This metamorphosis isn’t happening in a vacuum. No company can merely snap its fingers and decide to become one of the world’s foremost players in AI. And to develop capabilities in this area requires more than computing power and human expertise. It also requires massive amounts of data about patterns in human language, in addition to intelligent algorithms that can interpret those patterns.
How did Microsoft come to acquire all this data about language patterns? In a word, Bing. Yes, the search engine many dismiss as an also-ran behind Google has had an outsized influence behind the scenes, serving as the foundation for much of the company’s AI expertise. Since 2009 (when Bing was launched), Microsoft has accumulated billions of natural-language questions about the kinds of things people ask and the ways they ask them. For example:
- “What’s the weather for next Tuesday in Florence?”
- “health benefits kale”
- “best burger joints Madison”
Bing has similarly has an impressive history of images submitted for searches saved in its vast database. The huge data store of natural language and images searches has given Microsoft an opportunity to develop AI algorithms, such as ones that can finish your search term for you, interpret your search term in the way you most likely intended it, or recognize objects in images. Machines learn by looking for patterns in data, and Bing has acquired far more than the critical mass of data needed to make useful insights possible.
The data provided by Bing, plus the desire to improve Bing search results, is one of the key factors that spurred Microsoft to accelerate its efforts in AI. As an example of this new focus on improving AI capabilities, Microsoft has adopted a type of reprogrammable computer chip—one that uses field programmable gate array (FPGA)-integrated circuits—to power the servers behind Bing and its AI-driven features. Using these chips, Microsoft engineers can write algorithms as needed right into the hardware instead of waiting years for better AI-optimized processors to appear on the market. And the new expertise and feature capabilities that Microsoft is developing in its AI efforts are being channeled to important products such as Microsoft Azure and Microsoft Office 365.
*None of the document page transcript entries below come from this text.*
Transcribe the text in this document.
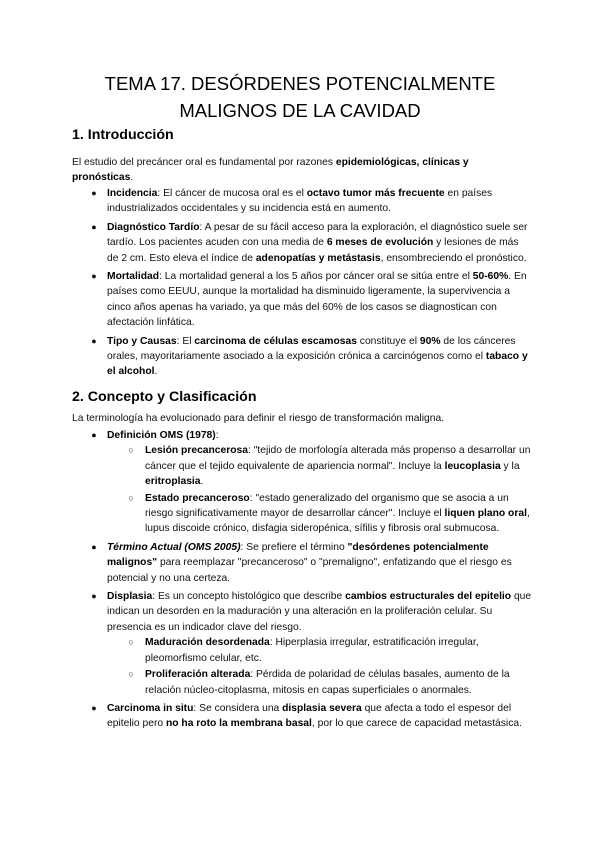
TEMA 17. DESÓRDENES POTENCIALMENTE
MALIGNOS DE LA CAVIDAD
1. Introducción

El estudio del precáncer oral es fundamental por razones epidemiológicas, clínicas y pronósticas.

● Incidencia: El cáncer de mucosa oral es el octavo tumor más frecuente en países industrializados occidentales y su incidencia está en aumento.
● Diagnóstico Tardío: A pesar de su fácil acceso para la exploración, el diagnóstico suele ser tardío. Los pacientes acuden con una media de 6 meses de evolución y lesiones de más de 2 cm. Esto eleva el índice de adenopatías y metástasis, ensombreciendo el pronóstico.
● Mortalidad: La mortalidad general a los 5 años por cáncer oral se sitúa entre el 50-60%. En países como EEUU, aunque la mortalidad ha disminuido ligeramente, la supervivencia a cinco años apenas ha variado, ya que más del 60% de los casos se diagnostican con afectación linfática.
● Tipo y Causas: El carcinoma de células escamosas constituye el 90% de los cánceres orales, mayoritariamente asociado a la exposición crónica a carcinógenos como el tabaco y el alcohol.
2. Concepto y Clasificación

La terminología ha evolucionado para definir el riesgo de transformación maligna.

● Definición OMS (1978):
○	Lesión precancerosa: "tejido de morfología alterada más propenso a desarrollar un cáncer que el tejido equivalente de apariencia normal". Incluye la leucoplasia y la eritroplasia.
○	Estado precanceroso: "estado generalizado del organismo que se asocia a un riesgo significativamente mayor de desarrollar cáncer". Incluye el liquen plano oral, lupus discoide crónico, disfagia sideropénica, sífilis y fibrosis oral submucosa.
● Término Actual (OMS 2005): Se prefiere el término "desórdenes potencialmente malignos" para reemplazar "precanceroso" o "premaligno", enfatizando que el riesgo es potencial y no una certeza.
● Displasia: Es un concepto histológico que describe cambios estructurales del epitelio que indican un desorden en la maduración y una alteración en la proliferación celular. Su presencia es un indicador clave del riesgo.
○	Maduración desordenada: Hiperplasia irregular, estratificación irregular, pleomorfismo celular, etc.
○	Proliferación alterada: Pérdida de polaridad de células basales, aumento de la relación núcleo-citoplasma, mitosis en capas superficiales o anormales.
● Carcinoma in situ: Se considera una displasia severa que afecta a todo el espesor del epitelio pero no ha roto la membrana basal, por lo que carece de capacidad metastásica.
Just as Bing has galvanized Microsoft in its AI efforts, the fruits of these new AI initiatives are also being funneled back into Bing. Recently, for example, Bing introduced the ability to respond with multiple perspectives to questions that don’t have one clear answer, such as “Is coffee good for you?” And back in December, Microsoft announced a number of other new AI-driven features in Bing. For example, Bing can now formulate a single answer to a question based on information drawn from multiple sources, which itself builds on improved reading comprehension announced earlier last year, in addition to FPGA algorithms. Other new AI-powered features in Bing include interactive search capabilities, in which Bing asks follow-up questions to enable more precise answers, and improved image-search capabilities.
Bing has been an unsung hero in Microsoft’s transition toward AI. Massive amounts of search data collected using Bing over the years has provided an opportunity for Microsoft to develop cutting-edge AI algorithms, in addition to an incentive for developing AI and improving Bing through these same algorithms. This motor that has spurred Microsoft to improve Bing has had positive spillover effects into other services the company offers. In many ways, Bing is a key reason Microsoft is positioned at the front lines of the AI revolution that is now fully underway in technology.